The census reported that 99.6% of the population lived in households, 0.4% lived in non-institutionalized group quarters, and no one was institutionalized.

There were 200 households, out of which 50 (25.0%) had children under the age of 18 living in them, 90 (45.0%) were married-couple households, 13 (6.5%) were cohabiting couple households, 46 (23.0%) had a female householder with no partner present, and 51 (25.5%) had a male householder with no partner present. 67 households (33.5%) were one person, and 35 (17.5%) were one person aged 65 or older. The average household size was 2.75. There were 119 families (59.5% of all households).
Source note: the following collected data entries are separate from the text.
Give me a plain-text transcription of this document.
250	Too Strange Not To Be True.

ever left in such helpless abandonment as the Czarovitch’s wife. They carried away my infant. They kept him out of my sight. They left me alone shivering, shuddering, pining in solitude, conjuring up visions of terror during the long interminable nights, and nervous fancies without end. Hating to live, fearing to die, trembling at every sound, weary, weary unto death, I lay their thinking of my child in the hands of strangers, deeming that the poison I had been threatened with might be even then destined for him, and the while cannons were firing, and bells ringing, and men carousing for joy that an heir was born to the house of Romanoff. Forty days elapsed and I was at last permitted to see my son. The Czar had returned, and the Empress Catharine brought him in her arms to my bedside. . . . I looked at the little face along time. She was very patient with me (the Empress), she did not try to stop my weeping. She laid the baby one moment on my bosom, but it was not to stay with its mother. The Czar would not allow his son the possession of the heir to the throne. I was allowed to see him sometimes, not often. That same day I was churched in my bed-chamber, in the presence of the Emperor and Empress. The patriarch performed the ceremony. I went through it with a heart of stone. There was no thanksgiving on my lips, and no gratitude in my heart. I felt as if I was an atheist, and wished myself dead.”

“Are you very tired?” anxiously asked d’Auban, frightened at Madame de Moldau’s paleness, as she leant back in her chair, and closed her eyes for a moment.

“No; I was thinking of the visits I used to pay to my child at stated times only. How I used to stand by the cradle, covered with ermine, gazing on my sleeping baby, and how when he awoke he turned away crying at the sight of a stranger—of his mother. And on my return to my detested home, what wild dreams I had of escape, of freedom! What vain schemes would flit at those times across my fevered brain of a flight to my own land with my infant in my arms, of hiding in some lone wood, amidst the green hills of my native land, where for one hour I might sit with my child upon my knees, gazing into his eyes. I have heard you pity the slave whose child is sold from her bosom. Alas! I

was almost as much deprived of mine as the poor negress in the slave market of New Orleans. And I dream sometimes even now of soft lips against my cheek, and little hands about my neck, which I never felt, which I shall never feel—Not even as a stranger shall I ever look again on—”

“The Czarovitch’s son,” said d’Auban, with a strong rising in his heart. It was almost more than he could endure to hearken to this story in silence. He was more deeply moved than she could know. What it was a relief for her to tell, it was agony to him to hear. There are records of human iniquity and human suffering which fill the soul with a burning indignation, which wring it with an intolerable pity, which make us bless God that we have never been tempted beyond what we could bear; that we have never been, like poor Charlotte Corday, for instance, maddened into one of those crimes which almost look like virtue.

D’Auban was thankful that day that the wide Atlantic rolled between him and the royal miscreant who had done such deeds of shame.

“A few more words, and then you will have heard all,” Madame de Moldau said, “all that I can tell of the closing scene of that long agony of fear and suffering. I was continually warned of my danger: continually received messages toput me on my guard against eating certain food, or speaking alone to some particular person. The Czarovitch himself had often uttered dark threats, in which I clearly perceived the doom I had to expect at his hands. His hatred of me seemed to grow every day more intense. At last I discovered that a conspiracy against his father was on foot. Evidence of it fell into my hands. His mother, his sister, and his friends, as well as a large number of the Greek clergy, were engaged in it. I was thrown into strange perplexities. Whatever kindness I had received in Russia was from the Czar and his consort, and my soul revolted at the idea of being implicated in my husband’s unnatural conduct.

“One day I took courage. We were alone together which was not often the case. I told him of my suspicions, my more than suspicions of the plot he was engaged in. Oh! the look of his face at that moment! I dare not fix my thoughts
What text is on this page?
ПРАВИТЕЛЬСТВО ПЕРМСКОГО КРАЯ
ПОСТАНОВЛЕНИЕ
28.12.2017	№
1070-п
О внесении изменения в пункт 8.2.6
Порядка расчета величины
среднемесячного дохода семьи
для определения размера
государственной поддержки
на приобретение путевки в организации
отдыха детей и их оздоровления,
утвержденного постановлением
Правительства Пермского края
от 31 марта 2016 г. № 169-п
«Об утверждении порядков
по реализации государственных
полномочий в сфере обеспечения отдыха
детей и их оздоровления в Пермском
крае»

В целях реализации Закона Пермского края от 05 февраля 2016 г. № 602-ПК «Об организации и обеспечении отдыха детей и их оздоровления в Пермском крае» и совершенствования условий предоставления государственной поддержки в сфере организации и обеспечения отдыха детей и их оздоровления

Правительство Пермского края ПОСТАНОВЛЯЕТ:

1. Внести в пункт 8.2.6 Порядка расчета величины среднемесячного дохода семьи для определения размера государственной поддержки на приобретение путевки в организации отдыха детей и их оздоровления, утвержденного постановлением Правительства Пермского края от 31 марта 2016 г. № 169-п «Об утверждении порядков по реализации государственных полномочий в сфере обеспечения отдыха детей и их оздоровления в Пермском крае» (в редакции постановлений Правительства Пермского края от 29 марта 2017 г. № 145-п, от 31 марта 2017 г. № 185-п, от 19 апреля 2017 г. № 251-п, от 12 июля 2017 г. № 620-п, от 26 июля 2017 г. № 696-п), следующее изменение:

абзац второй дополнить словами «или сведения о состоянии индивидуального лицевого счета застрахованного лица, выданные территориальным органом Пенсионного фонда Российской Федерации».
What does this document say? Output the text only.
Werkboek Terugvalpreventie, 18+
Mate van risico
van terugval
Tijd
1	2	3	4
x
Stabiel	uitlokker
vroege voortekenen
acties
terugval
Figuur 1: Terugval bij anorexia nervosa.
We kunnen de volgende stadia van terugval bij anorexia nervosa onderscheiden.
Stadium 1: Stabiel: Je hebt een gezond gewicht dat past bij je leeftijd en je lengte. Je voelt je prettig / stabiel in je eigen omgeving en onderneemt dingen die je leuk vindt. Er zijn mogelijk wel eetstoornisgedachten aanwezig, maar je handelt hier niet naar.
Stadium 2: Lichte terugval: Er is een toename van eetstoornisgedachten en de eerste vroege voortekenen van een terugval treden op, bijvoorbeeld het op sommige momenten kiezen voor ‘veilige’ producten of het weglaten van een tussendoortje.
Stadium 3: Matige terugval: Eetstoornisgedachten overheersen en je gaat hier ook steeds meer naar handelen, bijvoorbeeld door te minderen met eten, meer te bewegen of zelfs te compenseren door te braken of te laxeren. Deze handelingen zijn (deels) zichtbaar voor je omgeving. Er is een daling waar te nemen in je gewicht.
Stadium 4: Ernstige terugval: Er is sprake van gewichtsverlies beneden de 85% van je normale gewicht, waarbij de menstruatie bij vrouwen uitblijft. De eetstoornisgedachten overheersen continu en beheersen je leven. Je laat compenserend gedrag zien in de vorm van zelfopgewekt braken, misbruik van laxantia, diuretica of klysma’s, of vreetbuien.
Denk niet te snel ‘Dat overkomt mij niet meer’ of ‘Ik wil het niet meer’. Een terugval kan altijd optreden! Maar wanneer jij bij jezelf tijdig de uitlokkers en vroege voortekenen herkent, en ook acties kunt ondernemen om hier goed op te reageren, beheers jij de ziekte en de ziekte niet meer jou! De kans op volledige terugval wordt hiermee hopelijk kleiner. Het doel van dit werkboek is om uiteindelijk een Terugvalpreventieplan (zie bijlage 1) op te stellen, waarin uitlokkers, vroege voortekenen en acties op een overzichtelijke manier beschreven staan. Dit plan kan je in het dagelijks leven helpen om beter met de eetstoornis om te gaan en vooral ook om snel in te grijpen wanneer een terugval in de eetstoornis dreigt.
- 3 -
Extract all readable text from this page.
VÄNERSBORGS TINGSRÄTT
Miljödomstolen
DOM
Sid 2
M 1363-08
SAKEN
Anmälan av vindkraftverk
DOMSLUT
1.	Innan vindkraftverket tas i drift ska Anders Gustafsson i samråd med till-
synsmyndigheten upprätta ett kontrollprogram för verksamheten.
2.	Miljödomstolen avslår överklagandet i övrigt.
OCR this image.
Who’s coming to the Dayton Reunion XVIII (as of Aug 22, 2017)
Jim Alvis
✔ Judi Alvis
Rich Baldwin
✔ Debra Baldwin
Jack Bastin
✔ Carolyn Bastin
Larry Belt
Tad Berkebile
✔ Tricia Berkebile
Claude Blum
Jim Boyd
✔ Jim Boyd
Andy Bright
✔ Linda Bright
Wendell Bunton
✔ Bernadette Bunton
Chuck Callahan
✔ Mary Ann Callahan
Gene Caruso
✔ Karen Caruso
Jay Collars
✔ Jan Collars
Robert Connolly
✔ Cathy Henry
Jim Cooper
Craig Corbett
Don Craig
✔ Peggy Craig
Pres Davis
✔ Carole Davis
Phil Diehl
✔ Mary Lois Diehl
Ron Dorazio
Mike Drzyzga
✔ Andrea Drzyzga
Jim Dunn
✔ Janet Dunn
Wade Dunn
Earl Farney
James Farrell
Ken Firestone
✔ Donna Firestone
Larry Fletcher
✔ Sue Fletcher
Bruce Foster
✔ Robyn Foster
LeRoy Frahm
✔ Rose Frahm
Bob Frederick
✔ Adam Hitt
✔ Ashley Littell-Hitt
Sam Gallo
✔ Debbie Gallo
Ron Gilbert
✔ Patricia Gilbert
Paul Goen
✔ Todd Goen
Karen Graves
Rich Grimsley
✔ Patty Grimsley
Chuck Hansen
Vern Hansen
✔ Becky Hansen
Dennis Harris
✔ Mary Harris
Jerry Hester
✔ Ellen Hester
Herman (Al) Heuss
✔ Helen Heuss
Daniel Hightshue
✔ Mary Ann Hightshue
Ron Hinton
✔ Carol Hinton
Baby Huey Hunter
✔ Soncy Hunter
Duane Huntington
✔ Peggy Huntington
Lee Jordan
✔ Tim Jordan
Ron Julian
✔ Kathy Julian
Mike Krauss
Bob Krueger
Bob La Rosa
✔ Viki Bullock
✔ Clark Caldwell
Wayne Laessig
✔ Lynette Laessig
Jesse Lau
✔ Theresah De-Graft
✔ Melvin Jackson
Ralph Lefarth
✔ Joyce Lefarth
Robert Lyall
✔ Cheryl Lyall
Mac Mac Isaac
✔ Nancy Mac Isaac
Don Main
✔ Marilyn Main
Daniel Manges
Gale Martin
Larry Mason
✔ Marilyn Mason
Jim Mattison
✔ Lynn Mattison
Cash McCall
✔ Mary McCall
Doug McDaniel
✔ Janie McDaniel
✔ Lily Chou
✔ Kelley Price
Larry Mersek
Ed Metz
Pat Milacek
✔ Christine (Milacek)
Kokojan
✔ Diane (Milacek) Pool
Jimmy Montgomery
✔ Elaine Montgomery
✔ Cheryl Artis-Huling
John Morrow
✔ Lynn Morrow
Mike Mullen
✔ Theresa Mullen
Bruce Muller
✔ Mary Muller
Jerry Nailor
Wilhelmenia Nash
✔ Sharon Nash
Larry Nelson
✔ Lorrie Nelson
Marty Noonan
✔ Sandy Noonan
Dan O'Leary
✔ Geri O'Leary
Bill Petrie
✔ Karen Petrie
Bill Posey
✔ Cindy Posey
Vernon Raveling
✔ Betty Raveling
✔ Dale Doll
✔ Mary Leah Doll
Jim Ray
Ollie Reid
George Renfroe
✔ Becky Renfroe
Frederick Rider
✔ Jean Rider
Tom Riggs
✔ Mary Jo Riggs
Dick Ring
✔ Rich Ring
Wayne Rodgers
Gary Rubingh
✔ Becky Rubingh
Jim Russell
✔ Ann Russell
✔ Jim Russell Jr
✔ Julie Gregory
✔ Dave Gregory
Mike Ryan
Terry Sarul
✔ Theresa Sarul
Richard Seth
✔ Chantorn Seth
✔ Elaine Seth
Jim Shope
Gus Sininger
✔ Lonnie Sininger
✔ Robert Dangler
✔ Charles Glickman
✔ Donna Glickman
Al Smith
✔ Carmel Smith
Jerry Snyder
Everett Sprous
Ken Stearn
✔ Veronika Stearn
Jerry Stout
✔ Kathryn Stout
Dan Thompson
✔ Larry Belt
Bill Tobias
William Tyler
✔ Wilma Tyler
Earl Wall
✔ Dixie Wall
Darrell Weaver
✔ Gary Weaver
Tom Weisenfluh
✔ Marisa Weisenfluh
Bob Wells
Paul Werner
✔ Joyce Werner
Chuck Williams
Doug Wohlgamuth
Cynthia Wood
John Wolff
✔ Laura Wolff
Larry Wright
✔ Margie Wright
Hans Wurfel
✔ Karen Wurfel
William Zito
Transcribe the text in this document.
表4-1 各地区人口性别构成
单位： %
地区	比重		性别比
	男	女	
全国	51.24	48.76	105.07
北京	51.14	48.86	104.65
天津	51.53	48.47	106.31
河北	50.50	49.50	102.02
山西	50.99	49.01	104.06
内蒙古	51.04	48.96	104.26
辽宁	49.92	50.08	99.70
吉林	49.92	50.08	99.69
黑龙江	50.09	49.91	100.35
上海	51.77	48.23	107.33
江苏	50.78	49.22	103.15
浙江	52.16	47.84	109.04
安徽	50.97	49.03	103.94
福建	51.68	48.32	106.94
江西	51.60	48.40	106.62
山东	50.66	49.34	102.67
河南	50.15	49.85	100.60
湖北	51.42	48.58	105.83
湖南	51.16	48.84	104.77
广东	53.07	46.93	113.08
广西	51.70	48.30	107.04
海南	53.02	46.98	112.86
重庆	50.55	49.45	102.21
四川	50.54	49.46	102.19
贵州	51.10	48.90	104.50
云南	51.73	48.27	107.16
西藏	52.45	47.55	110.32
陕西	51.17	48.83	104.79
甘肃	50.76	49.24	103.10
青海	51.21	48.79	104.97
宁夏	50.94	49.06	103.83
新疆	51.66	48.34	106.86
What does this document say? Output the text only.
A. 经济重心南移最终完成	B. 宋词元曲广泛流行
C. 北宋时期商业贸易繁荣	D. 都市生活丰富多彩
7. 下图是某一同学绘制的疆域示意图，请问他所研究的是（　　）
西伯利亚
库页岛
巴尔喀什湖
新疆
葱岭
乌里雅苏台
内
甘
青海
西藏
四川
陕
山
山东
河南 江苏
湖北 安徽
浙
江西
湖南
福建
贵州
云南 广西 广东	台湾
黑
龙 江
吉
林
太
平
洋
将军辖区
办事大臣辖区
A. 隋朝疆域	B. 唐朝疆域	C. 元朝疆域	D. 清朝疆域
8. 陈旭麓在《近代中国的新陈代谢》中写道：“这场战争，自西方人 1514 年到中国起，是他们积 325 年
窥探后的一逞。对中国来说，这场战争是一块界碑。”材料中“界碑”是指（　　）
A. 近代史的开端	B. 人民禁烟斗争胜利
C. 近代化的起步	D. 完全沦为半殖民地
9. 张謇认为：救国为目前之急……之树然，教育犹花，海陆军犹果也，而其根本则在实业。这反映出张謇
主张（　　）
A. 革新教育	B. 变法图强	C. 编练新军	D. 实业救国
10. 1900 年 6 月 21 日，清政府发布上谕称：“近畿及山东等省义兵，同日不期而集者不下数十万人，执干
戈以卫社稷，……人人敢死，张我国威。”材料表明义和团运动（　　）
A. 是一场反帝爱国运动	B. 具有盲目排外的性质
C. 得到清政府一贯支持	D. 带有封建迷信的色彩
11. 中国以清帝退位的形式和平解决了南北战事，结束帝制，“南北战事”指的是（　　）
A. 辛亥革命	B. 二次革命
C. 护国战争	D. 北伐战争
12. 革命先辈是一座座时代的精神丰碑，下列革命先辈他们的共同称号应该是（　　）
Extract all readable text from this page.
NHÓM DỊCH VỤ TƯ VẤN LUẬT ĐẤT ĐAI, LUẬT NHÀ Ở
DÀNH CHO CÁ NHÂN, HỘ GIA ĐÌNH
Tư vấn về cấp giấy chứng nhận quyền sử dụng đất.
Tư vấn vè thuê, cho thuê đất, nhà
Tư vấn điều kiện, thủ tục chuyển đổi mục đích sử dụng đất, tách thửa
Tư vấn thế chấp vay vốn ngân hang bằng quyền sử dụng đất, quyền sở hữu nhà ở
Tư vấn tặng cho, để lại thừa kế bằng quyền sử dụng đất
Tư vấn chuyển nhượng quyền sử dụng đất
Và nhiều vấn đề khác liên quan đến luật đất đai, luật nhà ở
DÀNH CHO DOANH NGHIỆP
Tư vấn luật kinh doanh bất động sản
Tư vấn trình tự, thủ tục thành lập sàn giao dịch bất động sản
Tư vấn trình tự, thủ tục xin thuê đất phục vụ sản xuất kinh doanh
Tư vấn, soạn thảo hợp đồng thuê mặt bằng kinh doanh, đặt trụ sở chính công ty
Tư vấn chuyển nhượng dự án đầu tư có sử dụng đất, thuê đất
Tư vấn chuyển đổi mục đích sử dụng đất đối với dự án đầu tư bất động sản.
The age distribution was 102 people (18.5%) under the age of 18, 51 people (9.3%) aged 18 to 24, 122 people (22.1%) aged 25 to 44, 176 people (31.9%) aged 45 to 64, and 100 people (18.1%) who were 65 years of age or older. The median age was 45.1 years. For every 100 females, there were 112.7 males.

There were 209 housing units at an average density of 107.2 /mi2, of which 200 (95.7%) were occupied. Of these, 146 (73.0%) were owner-occupied, and 54 (27.0%) were occupied by renters.

==Education==
The school districts are Mark West Union Elementary School District and Santa Rosa High School District.